17. 17. The method according to any one of claims 11 to 16, further comprising adding micro-ground coffee having a D90 of less than 50 pm to the concentrated liquid coffee extract before homogenisation, or to the homogenised extract after homogenisation.
18. 18. The method according to claim 17, wherein the micro-ground coffee is obtained by milling de-oiled roast and ground coffee beans.

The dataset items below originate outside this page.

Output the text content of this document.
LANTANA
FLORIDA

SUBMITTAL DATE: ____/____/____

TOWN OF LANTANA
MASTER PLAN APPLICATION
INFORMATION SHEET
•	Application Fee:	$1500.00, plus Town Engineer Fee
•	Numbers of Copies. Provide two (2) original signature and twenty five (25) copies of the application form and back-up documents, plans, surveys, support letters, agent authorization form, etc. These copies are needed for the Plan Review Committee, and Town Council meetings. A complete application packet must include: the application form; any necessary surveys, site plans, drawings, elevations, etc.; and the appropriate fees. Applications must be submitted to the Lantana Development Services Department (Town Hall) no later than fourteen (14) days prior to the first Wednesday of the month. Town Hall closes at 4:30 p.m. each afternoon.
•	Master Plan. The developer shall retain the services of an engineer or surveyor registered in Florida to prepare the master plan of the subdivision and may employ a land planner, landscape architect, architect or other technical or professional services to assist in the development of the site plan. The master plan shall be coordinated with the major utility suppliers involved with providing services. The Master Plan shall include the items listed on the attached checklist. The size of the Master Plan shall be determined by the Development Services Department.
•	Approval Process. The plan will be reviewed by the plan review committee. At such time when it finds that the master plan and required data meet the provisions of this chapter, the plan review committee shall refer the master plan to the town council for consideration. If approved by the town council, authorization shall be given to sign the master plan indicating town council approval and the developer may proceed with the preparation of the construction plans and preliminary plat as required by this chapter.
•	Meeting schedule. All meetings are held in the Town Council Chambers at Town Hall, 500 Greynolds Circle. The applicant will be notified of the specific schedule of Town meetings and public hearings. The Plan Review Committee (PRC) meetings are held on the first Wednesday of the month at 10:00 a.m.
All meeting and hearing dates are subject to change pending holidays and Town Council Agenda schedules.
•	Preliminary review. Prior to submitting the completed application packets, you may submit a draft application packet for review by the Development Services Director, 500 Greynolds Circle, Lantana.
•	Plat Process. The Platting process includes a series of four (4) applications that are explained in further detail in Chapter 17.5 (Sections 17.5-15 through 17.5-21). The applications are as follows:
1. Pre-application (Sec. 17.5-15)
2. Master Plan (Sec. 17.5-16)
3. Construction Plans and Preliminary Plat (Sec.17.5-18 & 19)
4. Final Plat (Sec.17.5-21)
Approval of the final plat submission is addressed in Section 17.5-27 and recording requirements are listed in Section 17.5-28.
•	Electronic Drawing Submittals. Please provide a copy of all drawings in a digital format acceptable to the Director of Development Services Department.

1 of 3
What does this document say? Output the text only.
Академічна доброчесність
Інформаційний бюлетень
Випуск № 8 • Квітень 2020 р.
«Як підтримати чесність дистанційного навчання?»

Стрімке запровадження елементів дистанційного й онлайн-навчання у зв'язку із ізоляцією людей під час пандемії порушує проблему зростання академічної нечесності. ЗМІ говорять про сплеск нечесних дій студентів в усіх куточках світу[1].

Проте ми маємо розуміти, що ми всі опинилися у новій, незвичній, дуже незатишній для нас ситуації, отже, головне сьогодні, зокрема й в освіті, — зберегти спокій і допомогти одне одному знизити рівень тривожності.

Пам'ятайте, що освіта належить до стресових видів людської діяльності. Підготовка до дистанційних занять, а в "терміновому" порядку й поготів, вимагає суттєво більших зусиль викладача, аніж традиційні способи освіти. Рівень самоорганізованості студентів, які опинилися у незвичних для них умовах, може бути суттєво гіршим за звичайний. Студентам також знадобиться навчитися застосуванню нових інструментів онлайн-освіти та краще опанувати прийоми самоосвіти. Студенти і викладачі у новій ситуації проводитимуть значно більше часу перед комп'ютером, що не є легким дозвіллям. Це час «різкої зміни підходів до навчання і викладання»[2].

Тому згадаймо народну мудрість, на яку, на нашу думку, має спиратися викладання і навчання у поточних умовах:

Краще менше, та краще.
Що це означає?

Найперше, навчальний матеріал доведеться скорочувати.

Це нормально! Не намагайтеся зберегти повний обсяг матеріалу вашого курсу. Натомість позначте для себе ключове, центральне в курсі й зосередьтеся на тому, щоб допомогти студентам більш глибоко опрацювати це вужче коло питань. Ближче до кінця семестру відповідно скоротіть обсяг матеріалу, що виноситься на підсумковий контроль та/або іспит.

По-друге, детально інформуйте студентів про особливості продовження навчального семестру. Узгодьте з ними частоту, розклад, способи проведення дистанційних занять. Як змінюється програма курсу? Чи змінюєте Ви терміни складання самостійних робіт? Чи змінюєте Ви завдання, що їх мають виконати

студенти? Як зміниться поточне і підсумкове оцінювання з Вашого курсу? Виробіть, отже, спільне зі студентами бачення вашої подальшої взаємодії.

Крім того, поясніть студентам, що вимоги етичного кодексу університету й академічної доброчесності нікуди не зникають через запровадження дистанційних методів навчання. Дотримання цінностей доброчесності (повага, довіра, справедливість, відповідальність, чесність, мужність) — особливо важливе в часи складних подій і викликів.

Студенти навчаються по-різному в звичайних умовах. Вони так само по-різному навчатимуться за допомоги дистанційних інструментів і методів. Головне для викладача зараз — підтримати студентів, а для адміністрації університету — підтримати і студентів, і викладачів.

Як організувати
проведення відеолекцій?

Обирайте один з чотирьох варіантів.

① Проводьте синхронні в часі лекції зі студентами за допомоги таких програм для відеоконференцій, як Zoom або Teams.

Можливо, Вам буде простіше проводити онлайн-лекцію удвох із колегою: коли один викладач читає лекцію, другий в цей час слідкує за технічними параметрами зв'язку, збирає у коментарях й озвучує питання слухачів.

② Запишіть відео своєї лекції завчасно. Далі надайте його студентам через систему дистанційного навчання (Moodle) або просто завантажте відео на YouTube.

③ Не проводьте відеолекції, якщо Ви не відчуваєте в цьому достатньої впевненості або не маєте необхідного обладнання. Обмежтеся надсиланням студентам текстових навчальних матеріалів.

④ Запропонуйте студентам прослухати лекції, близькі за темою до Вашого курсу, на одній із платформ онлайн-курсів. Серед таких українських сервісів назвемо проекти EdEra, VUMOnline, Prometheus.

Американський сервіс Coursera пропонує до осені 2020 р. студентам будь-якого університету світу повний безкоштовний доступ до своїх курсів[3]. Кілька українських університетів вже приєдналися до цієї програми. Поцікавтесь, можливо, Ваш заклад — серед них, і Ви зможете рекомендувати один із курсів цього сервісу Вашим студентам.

19. 19. The method according to any of claims 11 to 13, the method comprising: i) providing roast and ground coffee beans having a first oil content; H) de-oiling a first portion of the roast and ground coffee beans to obtain an oil fraction and de-oiled roast and ground coffee beans having a second oil content, wherein the second oil content is less than 50% of the first oil content; iii) milling the de-oiled roast and ground coffee beans having the second oil content to obtain micro-ground de-oiled coffee having a D90 of less than 50 pm; iv) fractionating the oil fraction to obtain a cafestol-depleted oil fraction; v) performing one or more high-temperature aqueous extraction steps on a first portion of the de-oiled roast and ground coffee beans and/or a second portion of the roast and ground coffee beans in order to obtain a liquid coffee extract; vi) concentrating the liquid coffee extract to form a concentrated liquid coffee extract; vii) homogenising the concentrated liquid coffee extract to form a homogenised extract; and viii) drying the homogenised extract to form the soluble coffee product, wherein the micro-ground de-oiled coffee is added to the concentrated liquid coffee extract before homogenisation or to the homogenised extract after homogenisation; and wherein the cafestol-depleted oil fraction is added to the oil-depleted liquid coffee extract before concentrating and/or to the concentrated liquid coffee extract before homogenising.
20. 20. The method according to claim 18 or claim 19, wherein the de-oiled roast and ground coffee beans are micronised by milling prior to adding to the concentrated liquid coffee extract or the homogenised extract.
21. 21. A beverage capsule comprising the soluble coffee product according to any of claims 1 to 8, a liquid coffee product according to claim 9, a coffee beverage product according to claim 10, or a coffee product obtainable according to any of claims 11 to 20.
22. 22. Use of a cafestol-depleted coffee oil to improve the aroma and/or mouthfeel of a soluble coffee product.